June 2 through September 1, 2019
This exhibition presents nearly seventy pieces from the esteemed Petrucci Family Foundation Collection of African American Art, including forty-five works new to the collection and on view for the first time. Spanning the late nineteenth century to the current decade, the show features work by such celebrated artists as Henry Ossawa Tanner, Charles White, and Elizabeth Catlett. Simultaneously, it heralds groundbreaking contemporary artists like Vanessa German, William Villalongo, and Syd Carpenter. With paintings, sculpture, drawings, prints, photographs, and participatory work, this selection gives a sense of the broad range of powerful and sensitive artwork made by artists of the African diaspora over more than a century.
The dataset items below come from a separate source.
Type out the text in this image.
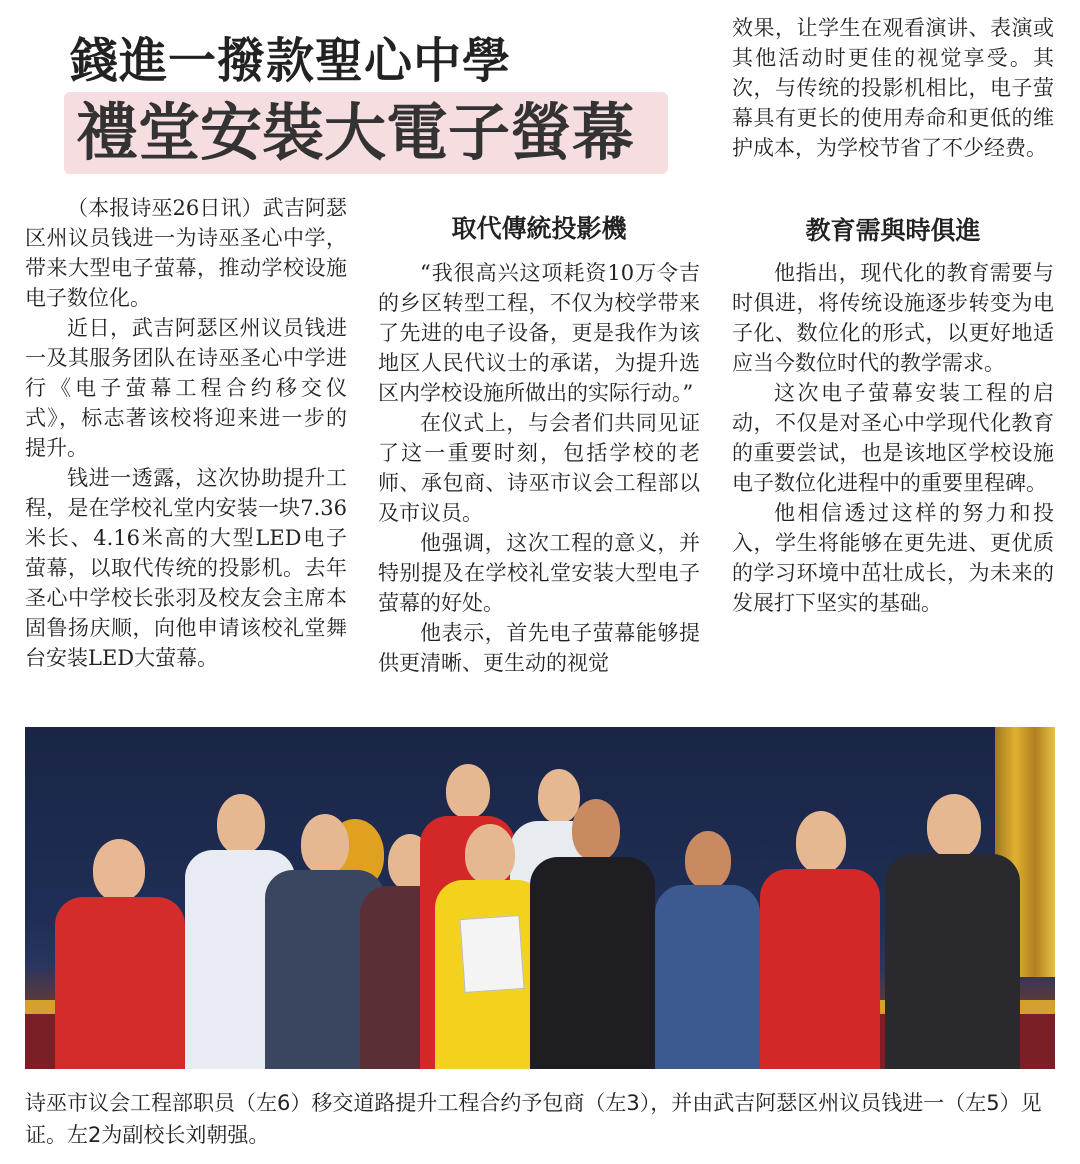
錢進一撥款聖心中學
禮堂安裝大電子螢幕

（本报诗巫26日讯）武吉阿瑟区州议员钱进一为诗巫圣心中学，带来大型电子萤幕，推动学校设施电子数位化。

近日，武吉阿瑟区州议员钱进一及其服务团队在诗巫圣心中学进行《电子萤幕工程合约移交仪式》，标志著该校将迎来进一步的提升。

钱进一透露，这次协助提升工程，是在学校礼堂内安装一块7.36米长、4.16米高的大型LED电子萤幕，以取代传统的投影机。去年圣心中学校长张羽及校友会主席本固鲁扬庆顺，向他申请该校礼堂舞台安装LED大萤幕。

取代傳統投影機

“我很高兴这项耗资10万令吉的乡区转型工程，不仅为校学带来了先进的电子设备，更是我作为该地区人民代议士的承诺，为提升选区内学校设施所做出的实际行动。”

在仪式上，与会者们共同见证了这一重要时刻，包括学校的老师、承包商、诗巫市议会工程部以及市议员。

他强调，这次工程的意义，并特别提及在学校礼堂安装大型电子萤幕的好处。

他表示，首先电子萤幕能够提供更清晰、更生动的视觉

效果，让学生在观看演讲、表演或其他活动时更佳的视觉享受。其次，与传统的投影机相比，电子萤幕具有更长的使用寿命和更低的维护成本，为学校节省了不少经费。

教育需與時俱進

他指出，现代化的教育需要与时俱进，将传统设施逐步转变为电子化、数位化的形式，以更好地适应当今数位时代的教学需求。

这次电子萤幕安装工程的启动，不仅是对圣心中学现代化教育的重要尝试，也是该地区学校设施电子数位化进程中的重要里程碑。

他相信透过这样的努力和投入，学生将能够在更先进、更优质的学习环境中茁壮成长，为未来的发展打下坚实的基础。

诗巫市议会工程部职员（左6）移交道路提升工程合约予包商（左3），并由武吉阿瑟区州议员钱进一（左5）见证。左2为副校长刘朝强。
From realism to abstraction, with humor, grace, and pathos, the works in this exhibition sample this important private collection built in the last six years under the direction of PFF curator Berrisford Boothe.
Founded in 2006, the Petrucci Family Foundation (PFF) actively responds to the needs of the communities it serves, with the mission of supporting education and creating opportunity for Americans at every stage of and station of life. The PFF Collection of African American Art is a targeted initiative to bring focus to the full range of African American visual creativity and its essential place in the history and discourse of American art. This important collection, the result of a partnership between Lehigh University professor Berrisford Boothe and regional real-estate developer Jim Petrucci, has received national attention following its exhibition at the Portland Museum of Art in 2017.